Ohne zu starkes anheben des Power Targets bzw. Spannung und Power Target gibt es kein Problem auch wenn dich die Grafikkarten Hersteller dafür hassen werden^^

Zotac war angeblich mein altes E9 480W zu schwach für ne GTX 970 sie meinten das die Karte deswegen ins Power Target läuft aber das hat ja eigentlich gar nix miteinander zu tun.

Im schlimmsten Fall schaltet sich das Netzteil ab weil die Grafikkarte doch mal zu viel über die 1 12V Rail für die Grafikkarte ziehen will aber eigentlich ist das eher um bei Billig Netzteilen etwas Reserve zu haben die nie das leisten was drauf steht.

Du könntest ja ansonsten Alternativ versuchen das E10 400W noch für einen vernünftigen Preis los zu werden dann wärst du auch mit starkem OC auf der sicheren Seite.


----------



## kegg (2. Januar 2016)

*AW: 400W für gtx 970?*

Da kann man dann mal Threshold zitieren



> Ich hatte zwei P10 mit 550 Watt an der SunMoon getestet und beide waren in der Lage, über 700 Watt zu leisten, ohne dass sich die Spannungsstabilität geändert hatte, ohne dass die Restwelligkeit angestiegen ist. Die sind nicht mal lauter geworden.





> Gerade bei übertakteten Karten wird der Unterschied größer -- Toms Hardware hatte da mal einen Test zu gemacht, als die 900er Karten auf den Markt kamen -- da liegt die durchschnittliche Leistungsaufnahme bei 190-200 Watt und der Peak Wert kratzt an der 400 Watt Marke oder ist darüber.
> Moderne Netzteile, wie das E10 oder auch das Antec Edge -- gibt natürlich noch viele weitere Netzteile -- haben keine Probleme mit den Peak Werten. Die kann die Filterung problemlos abfangen.

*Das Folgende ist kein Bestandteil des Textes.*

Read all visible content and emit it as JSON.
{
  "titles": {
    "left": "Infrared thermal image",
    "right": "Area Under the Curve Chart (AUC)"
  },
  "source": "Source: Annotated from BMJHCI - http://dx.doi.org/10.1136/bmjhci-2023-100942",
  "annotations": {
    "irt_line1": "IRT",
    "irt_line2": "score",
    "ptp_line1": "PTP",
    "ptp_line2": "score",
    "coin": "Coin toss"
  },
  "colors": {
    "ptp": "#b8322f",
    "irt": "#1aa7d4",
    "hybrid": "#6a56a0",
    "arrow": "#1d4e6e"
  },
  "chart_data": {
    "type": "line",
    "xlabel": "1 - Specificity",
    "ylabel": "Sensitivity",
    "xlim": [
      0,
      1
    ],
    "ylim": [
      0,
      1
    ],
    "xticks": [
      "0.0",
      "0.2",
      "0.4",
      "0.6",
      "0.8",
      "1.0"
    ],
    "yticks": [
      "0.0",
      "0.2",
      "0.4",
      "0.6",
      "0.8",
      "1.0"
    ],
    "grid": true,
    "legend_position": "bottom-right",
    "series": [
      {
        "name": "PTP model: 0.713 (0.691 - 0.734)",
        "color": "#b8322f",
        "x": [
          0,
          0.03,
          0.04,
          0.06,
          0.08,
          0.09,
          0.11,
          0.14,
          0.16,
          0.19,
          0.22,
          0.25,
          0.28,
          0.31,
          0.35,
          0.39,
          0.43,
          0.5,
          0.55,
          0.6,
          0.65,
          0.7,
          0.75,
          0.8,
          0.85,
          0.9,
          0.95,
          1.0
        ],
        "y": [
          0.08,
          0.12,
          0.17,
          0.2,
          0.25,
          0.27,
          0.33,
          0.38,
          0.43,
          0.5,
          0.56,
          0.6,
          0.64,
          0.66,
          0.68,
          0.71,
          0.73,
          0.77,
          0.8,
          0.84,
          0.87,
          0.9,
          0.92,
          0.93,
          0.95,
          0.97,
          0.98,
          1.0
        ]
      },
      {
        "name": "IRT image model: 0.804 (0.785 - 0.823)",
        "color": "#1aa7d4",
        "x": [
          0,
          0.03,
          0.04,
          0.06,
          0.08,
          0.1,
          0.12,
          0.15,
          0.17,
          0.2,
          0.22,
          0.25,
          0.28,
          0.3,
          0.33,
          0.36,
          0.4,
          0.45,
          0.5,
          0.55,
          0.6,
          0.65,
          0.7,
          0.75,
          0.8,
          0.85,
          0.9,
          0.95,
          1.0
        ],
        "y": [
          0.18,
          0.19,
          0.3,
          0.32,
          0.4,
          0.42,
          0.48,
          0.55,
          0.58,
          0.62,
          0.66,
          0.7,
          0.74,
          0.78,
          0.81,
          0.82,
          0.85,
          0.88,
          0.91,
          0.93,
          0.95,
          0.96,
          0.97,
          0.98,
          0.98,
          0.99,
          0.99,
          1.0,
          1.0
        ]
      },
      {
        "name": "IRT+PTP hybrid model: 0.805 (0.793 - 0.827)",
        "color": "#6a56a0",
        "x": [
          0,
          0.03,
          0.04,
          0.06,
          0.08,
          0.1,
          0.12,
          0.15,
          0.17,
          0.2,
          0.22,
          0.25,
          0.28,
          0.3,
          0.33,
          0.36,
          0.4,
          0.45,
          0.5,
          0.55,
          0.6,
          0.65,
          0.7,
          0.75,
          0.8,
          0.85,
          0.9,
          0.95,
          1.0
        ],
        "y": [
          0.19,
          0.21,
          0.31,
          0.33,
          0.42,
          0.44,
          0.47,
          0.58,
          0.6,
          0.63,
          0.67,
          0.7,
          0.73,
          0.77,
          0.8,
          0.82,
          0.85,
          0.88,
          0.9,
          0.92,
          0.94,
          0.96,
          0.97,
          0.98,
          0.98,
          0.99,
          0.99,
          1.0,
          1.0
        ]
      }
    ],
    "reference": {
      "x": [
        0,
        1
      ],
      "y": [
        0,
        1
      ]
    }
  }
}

Wenn man diese Aussagen nun kombiniert, dann reicht ein 400W Netzteil aus. Letztendlich hast du dann aber kaum Reserven, funktionieren wird es aber. Es liegt also ganz allein an deiner Nutzung. Willst du auf Nummer sicher gehen könntest du zum 500W Netzteil greifen. Grundsätzlich fährst du mit dem 400W Netzteil aber nicht verkehrt.


----------



## Rotkaeppchen (2. Januar 2016)

*AW: 400W für gtx 970?*

Das hier reicht völlig aus, auch wenn Du die Grafikkart eweit übertaktest, und immer schön daran denken, nicht jeder 400W Netzteil hat die gleiche nutzbare Leistung:
65,-€ https://geizhals.de/be-quiet-straig...-e10-400w-bn230-a1165465.html?hloc=at&hloc=de


----------



## claster17 (2. Januar 2016)

*AW: 400W für gtx 970?*



interessierterUser schrieb:


> Das hier reicht völlig aus, auch wenn Du die Grafikkart eweit übertaktest, und immer schön daran denken, nicht jeder 400W Netzteil hat die gleiche nutzbare Leistung:
> 65,-€ https://geizhals.de/be-quiet-straig...-e10-400w-bn230-a1165465.html?hloc=at&hloc=de



Wieso stellst du hier den Link zum E10 400W rein, wenn der TE es doch bereits hat?


----------



## GabtC (2. Januar 2016)

*AW: 400W für gtx 970?*

400W reichen aus, so lange du die GPU nicht übertakten willst. Schau bei Netzteilen nicht auf die Nennleistung sondern darauf wie viel Ampere die 12V-Leitungen an denen die GPU angeschlossen wird liefern können. Die theoretische Maximalleistung ist in der Anwendung meistens uninteressant.


----------



## RavionHD (2. Januar 2016)

*AW: 400W für gtx 970?*

Ja, hat bei mir damals ausgereicht (GTX970 OC, ca 1350 Mhz mit i5 3470 tock) und ein Cougar A400.


----------



## KonterSchock (2. Januar 2016)

*AW: 400W für gtx 970?*

das reicht locker, die 970gtx zieht wenig und wird weniger heiß bei vollast.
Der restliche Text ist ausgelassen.